The Second Symphony, too, is an elegy of sorts: the death of fellow composer Stephen Albert in a car accident was the catalyst for the profoundly felt elegy that is the symphony’s second movement. Unlike the First Symphony (BIS-CD-1386), the Second Symphony is in the more traditional fast-slow-fast pattern, in which symphonic coherence is achieved by having material from the first movement restated but with a completely different expressive character in the third movement. While the first movement is comparatively carefree and effervescent (as the composer has it), the third is rather more aggressive and troubled. Like that of the Flute Concerto, the long central movement is a moving and at times impassioned piece building-up to a Whitmanesque climax (“… and the strong dead-march enwraps me …”). It forms the emotional core of the entire work.

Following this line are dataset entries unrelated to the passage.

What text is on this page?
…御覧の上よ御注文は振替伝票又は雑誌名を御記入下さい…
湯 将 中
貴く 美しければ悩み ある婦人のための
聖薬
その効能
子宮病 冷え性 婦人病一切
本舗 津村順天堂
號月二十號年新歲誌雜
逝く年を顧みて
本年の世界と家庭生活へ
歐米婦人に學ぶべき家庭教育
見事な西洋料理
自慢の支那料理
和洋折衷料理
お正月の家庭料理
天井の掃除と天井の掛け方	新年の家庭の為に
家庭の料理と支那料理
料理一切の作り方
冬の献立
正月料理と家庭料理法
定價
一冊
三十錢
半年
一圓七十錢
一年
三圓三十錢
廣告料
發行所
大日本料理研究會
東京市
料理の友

By contrast Rapture is a fairly straightforward work conceived as a crescendo “from warm serenity to an almost blinding ecstasy” achieved by progressively fuller orchestration and louder dynamics. This might suggest parallels with Bolero but while the Ravel relies on thematic repetition with different scoring the Rouse is more clearly goal-orientated. That said both works end in a blinding ecstasy.
Christopher Rouse’s music is often described as being visceral in impact, but – as some of the music here makes clear – it can be warmly lyrical and tender, as in the Flute Concerto.
Christoph Eschenbach, to whom the Second Symphony is dedicated, recorded it several years ago as well as the Flute Concerto. There the Concerto was played by Carol Wincenc for whom it was written (Telarc CD-80452). There is not much to choose between those performances and the present ones, the only difference being that Eschenbach adds some more weight to the central Elegia of the Flute Concerto. For information’s sake, let me also add that Leif Segerstam recorded Rapture a few years ago (Ondine ODE 1016-2).
Alan Gilbert obviously loves the music and conducts committed and convincing readings of these superbly crafted scores. This nicely produced release is a most welcome addition to Rouse’s discography. Incidentally, this disc is titled “Gilbert conducts Rouse II”. Does this mean that further instalments might be expected in some near future? I certainly hope so.